I’m an education data reporter for the Associated Press. My mission is to tell human stories through data, combining an analytical brain with a journalist's heart to deeply investigate and illuminate the state of our nation's schools and students. 

My work collaborating with reporters across the country on groundbreaking series like The Pandemic's Missing Students has helped set the conversation about how the aftershocks of the COVID-19 pandemic are still impacting students today. 

In addition to the AP, my work has appeared in USA Today, the Washington PostHechinger Report, and NPR stations in Texas, New York, and Louisiana. My specialty is covering education (former middle school math teacher here!), but I also have experience in covering science/health, business, real estate, municipalities, and crime.

I am:

  • Data-driven: My journalism philosophy is that there is a human behind every number. See my data projects page for examples of work I’ve done with R, Python, and Datawrapper.
  • Empathetic: I write deeply-reported, narrative stories that center the voices of people who have lived through injustice and trauma.
  • Tenacious: I diligently explore every avenue of an investigation to uncover scoops and never-before-published insights.
  • Collaborative: The best part of my job is being part of AP's Education Reporting Network, a group of thousands of partner newsrooms across the country. We do the hard work of painstakingly collecting and cleaning data, so that journalists across the country can more easily create localized stories that matter to their own communities.

How 'the most violent' special education school ended restraint and seclusion

Teachers at Centennial School, for children with autism and serious behavioral issues, thought they had no other way to keep children safe except to use restraint and seclusion. They restrained children with disabilities over 1000 times in a single year. Then, they decided they had to change. In 1999, Centennial went from 233 restraints in the first 40 days of school to just one restraint in the last 40 days of school. Within four years, restraints were down to zero. This is how they did it.
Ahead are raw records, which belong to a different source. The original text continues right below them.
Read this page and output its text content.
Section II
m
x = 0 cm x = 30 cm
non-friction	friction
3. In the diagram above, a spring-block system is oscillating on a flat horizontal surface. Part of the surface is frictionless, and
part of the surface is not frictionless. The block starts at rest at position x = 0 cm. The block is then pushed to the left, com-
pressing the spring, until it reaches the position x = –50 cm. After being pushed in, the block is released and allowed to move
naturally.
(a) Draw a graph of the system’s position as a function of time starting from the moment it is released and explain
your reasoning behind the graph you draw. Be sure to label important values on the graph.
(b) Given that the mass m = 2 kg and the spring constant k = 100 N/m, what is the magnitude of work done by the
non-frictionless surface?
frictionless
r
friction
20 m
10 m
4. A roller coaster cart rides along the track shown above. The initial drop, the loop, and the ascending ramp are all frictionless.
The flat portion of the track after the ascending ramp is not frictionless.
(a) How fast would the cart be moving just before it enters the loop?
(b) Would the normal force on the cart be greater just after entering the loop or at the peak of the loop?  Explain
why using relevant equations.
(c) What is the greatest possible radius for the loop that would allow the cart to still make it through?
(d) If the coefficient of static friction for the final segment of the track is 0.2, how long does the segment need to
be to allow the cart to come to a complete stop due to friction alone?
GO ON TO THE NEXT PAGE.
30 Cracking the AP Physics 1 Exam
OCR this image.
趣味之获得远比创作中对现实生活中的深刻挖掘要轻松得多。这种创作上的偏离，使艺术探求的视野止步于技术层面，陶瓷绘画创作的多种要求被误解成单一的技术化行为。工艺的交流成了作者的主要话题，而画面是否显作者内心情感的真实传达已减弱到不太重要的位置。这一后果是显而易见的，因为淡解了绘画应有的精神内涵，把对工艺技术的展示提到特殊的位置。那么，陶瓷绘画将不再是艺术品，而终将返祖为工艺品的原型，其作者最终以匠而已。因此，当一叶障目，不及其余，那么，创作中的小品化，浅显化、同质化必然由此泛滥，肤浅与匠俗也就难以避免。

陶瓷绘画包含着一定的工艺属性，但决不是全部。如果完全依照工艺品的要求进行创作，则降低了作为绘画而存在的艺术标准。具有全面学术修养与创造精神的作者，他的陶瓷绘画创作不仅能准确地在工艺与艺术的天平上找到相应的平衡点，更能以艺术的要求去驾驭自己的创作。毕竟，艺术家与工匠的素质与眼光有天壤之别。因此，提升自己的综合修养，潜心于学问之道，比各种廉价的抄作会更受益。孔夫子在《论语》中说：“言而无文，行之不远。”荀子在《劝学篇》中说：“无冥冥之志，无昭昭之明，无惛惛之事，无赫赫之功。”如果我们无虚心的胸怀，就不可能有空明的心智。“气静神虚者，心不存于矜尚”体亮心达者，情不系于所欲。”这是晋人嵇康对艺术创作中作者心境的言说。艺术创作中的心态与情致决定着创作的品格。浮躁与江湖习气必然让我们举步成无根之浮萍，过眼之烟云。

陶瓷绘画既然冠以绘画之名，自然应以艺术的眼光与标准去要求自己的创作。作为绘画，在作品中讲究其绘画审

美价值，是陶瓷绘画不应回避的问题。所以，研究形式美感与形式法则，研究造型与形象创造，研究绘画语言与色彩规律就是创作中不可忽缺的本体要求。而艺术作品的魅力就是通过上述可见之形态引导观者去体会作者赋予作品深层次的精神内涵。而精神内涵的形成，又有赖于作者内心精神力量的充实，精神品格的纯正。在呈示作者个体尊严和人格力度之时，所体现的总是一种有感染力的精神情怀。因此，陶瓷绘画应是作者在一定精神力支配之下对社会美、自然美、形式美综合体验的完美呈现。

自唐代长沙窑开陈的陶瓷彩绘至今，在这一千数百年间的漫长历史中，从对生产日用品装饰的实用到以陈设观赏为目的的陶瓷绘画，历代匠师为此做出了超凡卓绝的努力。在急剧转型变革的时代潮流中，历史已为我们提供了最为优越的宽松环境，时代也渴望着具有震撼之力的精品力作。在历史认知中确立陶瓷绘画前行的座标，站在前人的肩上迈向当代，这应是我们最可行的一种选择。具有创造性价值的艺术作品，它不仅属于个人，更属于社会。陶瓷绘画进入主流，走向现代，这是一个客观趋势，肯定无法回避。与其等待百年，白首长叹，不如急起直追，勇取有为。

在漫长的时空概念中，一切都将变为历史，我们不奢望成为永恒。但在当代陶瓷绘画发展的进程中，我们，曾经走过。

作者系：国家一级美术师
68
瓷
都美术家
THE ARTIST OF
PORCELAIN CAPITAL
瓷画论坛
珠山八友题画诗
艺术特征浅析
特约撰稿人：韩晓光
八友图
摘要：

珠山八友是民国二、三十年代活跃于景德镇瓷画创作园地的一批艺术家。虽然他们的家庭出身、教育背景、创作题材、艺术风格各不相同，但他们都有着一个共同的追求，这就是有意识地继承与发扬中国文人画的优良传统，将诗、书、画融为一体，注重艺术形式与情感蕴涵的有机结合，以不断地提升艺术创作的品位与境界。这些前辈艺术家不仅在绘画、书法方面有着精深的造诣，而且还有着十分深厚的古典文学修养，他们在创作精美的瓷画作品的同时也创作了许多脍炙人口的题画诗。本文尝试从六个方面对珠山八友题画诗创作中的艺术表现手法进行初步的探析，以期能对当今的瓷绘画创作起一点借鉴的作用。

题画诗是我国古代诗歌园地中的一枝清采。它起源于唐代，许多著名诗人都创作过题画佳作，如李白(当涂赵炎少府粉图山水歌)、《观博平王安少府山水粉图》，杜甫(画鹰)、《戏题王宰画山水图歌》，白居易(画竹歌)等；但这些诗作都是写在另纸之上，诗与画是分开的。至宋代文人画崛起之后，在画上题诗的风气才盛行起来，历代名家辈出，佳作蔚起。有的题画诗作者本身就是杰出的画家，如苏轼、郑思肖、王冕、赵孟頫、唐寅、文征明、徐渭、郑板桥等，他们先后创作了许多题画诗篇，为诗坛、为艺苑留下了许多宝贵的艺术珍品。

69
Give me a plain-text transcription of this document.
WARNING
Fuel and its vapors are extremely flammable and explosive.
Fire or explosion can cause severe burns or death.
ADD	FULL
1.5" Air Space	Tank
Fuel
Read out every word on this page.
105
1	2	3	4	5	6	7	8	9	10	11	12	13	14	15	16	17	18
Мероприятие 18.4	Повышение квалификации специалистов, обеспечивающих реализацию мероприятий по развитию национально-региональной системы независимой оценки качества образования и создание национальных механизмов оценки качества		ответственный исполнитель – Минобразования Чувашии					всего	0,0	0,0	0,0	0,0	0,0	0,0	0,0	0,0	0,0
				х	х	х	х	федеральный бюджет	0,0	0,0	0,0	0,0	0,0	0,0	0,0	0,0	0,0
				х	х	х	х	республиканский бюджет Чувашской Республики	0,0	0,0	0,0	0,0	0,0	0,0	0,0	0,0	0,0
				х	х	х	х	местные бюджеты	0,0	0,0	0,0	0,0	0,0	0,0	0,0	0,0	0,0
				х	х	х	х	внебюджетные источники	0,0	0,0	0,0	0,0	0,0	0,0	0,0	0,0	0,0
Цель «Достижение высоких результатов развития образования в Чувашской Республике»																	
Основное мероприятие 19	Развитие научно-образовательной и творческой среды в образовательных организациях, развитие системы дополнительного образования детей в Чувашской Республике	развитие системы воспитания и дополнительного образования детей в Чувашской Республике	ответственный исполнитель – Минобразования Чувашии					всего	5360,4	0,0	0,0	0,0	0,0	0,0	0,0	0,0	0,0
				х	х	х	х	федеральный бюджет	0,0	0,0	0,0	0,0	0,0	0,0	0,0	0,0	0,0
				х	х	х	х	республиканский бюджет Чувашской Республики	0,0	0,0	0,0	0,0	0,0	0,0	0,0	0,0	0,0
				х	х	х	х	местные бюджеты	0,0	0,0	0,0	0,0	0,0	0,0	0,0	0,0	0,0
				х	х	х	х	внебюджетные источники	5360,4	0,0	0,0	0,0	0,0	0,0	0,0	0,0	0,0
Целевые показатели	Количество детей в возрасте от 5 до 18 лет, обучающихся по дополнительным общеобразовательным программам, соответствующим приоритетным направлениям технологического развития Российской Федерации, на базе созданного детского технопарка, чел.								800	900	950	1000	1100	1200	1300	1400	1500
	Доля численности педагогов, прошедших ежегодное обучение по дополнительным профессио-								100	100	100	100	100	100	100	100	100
Their son had autism. Mom didn't speak English well. COVID-19 put school online: One family's fight for special ed services

Nationally, Hispanic students are consistently the most underrepresented group in terms of accessing private placement. In 2019, the Teacher Project surveyed all 50 states for data on students placed at private special education schools at the public’s expense. Of the 15 states where demographic data was available, Hispanic students were significantly underrepresented in 13 of them. I co-reported this story with a Teacher Project colleague and worked with her on data collection and analysis.